Syntience Inc is an independent and privately funded Machine Learning
and Artificial Intelligence Research company founded in 2004.

We are focusing on Deep Neural Network based
Natural Language Understanding (NLU).

We have developed a superfast algorithm for learning human languages called Organic Learning (OL).

Under certain constraints we can claim that OL can learn a useful amount of any language on the planet
in five minutes of unsupervised learning from a plaintext 5MB Unicode corpus when running on
an old x86 laptop without using a GPU.

We are productizing this capability as a RESTful cloud server named Understanding Machine One

Below we discuss our offering and some end user oriented applications we could implement
in order to demonstrate UM1 capabilities

The high level results of our 20+ years of research are discussed in our blog and on our video page

Organic Learning

Our language learning algorithm is described in Chapter 8.

It uses a Deep Discrete Neuron Network where
discrete Java Node objects are used as
Epistemologically Adequate pseudo-neurons.
The system starts out empty and adds "Neurons" as required when learning from the given corpus.
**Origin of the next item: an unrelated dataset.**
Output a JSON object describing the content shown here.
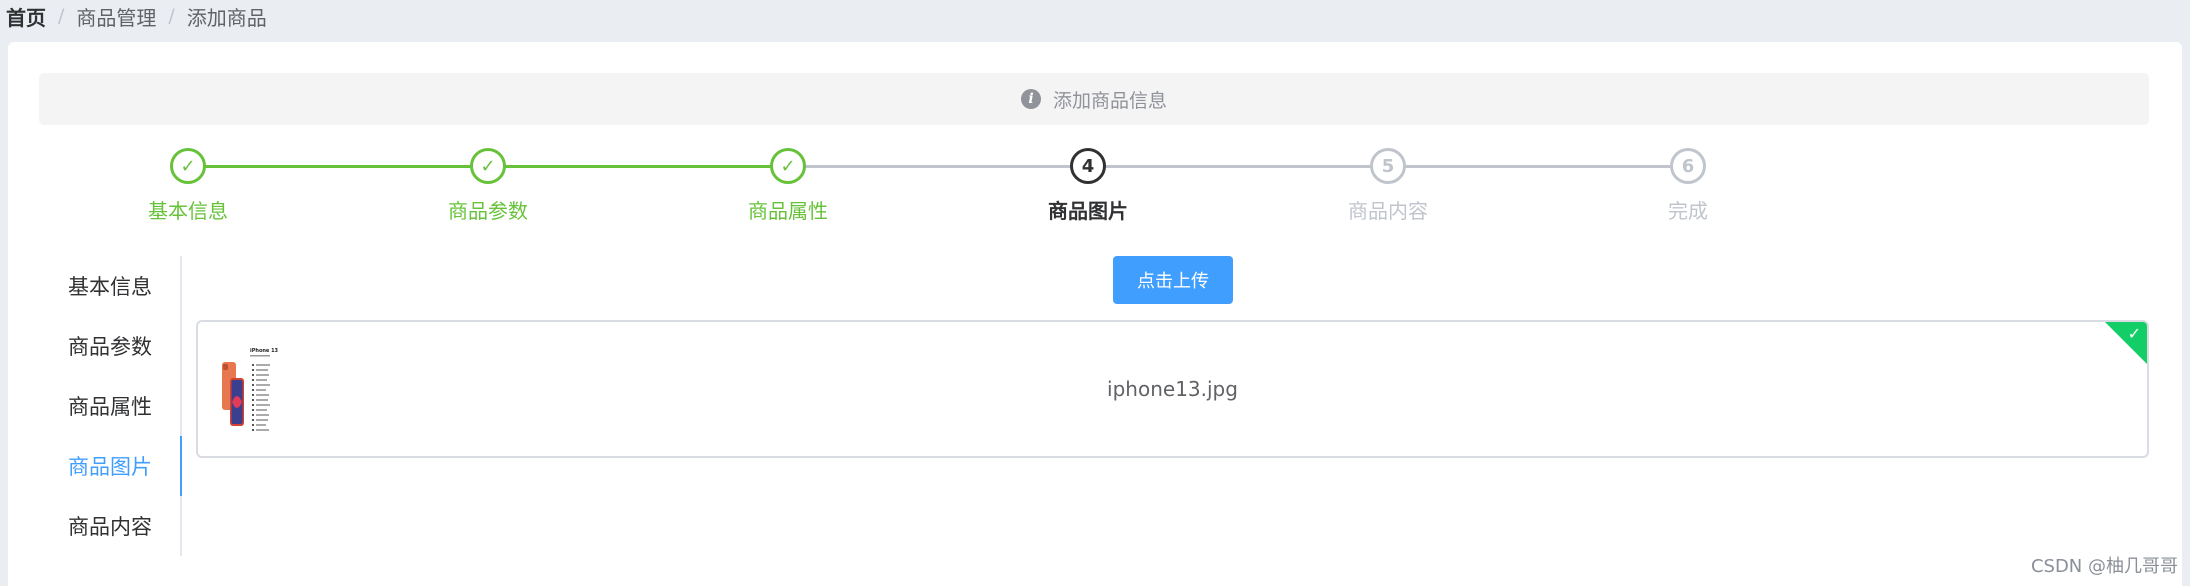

This is very different from Deep Learning.

Understanding Machine One

UM1, our Understander (our runtime inference engine) is described in Chapter 9 of the blog and is available as a free alpha service in the cloud. You can test the service yourself by downloading our python test code from GitHub

Confidantes

The long term goal of the company is to create a portable personal AI which uses voice for input and output, as seen in the movie "Her" and as discussed in Science Fiction for decades.

Bubble City

In the short term we intend to use our UM1 Understander as the basis for a novel message routing system called Bubble City. It is not a social medium, it is an Idea Router. The current design proposal is available as a PDF.